«Il ne faut pas que certaines mesures préventives souvent plus politiques que sanitaires aient un effet pire que l'absence de mesures, particulièrement pour les producteurs de la filière qualité», a affirmé la Confédération paysanne en réaction aux décisions prises en France à la suite de la découverte de foyers de grippe aviaire sur des oiseaux sauvages en Allemagne.

Si des mesures préventives deviennent nécessaires, le syndicat demande que « celles-ci soient prises à l'issue d'une consultation pluraliste des acteurs des régions concernées ».

«Comme en 2005, on attribue aux animaux sauvages un rôle dans le risque de diffusion de la maladie qui n'est pas le leur: en Europe, les seuls élevages atteints par cette maladie étaient de taille industrielle.

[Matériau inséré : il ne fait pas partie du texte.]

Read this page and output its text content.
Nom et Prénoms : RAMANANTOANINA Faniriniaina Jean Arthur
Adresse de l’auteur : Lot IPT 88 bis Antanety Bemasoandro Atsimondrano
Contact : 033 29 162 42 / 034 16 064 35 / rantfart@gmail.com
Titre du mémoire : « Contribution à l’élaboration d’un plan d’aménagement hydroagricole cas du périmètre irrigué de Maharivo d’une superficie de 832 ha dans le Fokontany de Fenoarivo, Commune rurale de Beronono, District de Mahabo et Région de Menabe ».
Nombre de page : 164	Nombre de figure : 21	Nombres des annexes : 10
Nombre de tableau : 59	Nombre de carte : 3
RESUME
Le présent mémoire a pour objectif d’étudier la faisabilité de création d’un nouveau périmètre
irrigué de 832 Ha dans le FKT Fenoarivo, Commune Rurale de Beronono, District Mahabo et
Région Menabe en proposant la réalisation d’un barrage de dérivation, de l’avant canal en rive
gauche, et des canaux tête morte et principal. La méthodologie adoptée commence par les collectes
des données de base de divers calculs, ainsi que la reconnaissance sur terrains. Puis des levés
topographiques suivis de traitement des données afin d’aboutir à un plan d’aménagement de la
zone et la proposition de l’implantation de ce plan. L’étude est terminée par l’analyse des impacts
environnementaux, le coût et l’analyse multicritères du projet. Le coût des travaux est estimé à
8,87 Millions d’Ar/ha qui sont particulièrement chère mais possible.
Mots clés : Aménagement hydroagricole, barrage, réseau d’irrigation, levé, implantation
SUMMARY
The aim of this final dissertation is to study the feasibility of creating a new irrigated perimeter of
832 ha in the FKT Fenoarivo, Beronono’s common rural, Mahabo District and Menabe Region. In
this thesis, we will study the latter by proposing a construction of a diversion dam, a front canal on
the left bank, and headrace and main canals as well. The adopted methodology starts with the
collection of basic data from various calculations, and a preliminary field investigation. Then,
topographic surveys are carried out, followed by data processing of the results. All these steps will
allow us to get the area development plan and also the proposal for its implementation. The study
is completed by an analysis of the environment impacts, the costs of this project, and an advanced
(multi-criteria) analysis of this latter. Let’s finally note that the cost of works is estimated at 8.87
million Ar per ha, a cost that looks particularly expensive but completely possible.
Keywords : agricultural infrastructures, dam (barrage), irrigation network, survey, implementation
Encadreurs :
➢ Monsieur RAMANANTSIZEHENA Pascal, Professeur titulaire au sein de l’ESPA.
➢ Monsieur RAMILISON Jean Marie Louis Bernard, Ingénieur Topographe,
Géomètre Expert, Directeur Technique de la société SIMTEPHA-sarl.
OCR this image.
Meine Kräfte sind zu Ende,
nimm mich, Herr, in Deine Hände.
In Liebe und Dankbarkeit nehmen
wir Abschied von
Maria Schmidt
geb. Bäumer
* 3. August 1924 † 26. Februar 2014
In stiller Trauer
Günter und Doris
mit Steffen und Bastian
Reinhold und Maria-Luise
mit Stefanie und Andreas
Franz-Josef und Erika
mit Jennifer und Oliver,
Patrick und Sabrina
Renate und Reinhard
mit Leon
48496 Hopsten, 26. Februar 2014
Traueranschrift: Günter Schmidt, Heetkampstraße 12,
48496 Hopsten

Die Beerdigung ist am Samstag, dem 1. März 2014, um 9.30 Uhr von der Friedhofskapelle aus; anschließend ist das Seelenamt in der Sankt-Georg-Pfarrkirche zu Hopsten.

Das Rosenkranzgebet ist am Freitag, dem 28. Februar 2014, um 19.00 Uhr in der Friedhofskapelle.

Ce type d'élevage avec une concentration très importante d'animaux réunit les conditions indispensables pour que la maladie H5 mute en H5N1», estime la Confédération paysanne.

Par ailleurs, les services vétérinaires tchèques ont annoncé mercredi qu'un second foyer du virus de la grippe aviaire de type H5N1 avait été détecté dans un élevage du centre du pays.

La présence de ce virus dans un élevage de poulets «a été confirmée par le laboratoire national de référence», a déclaré Zbynek Semerad, le porte-parole de l'Administration vétérinaire d'Etat (SVS).

L'élevage de Norin est situé à 4 km de la ferme de Tisova où 6.000 dindes ont été abattues la semaine dernière après la découverte du H5N1 et qui appartient à la même coopérative, selon M. Semerad.

Les mesures vétérinaires exceptionnelles déjà en vigueur seront élargies sans tarder, dans le but d'empêcher une nouvelle propagation de l'infection», a affirmé le ministre tchèque de l'Agriculture, Petr Gandalovic.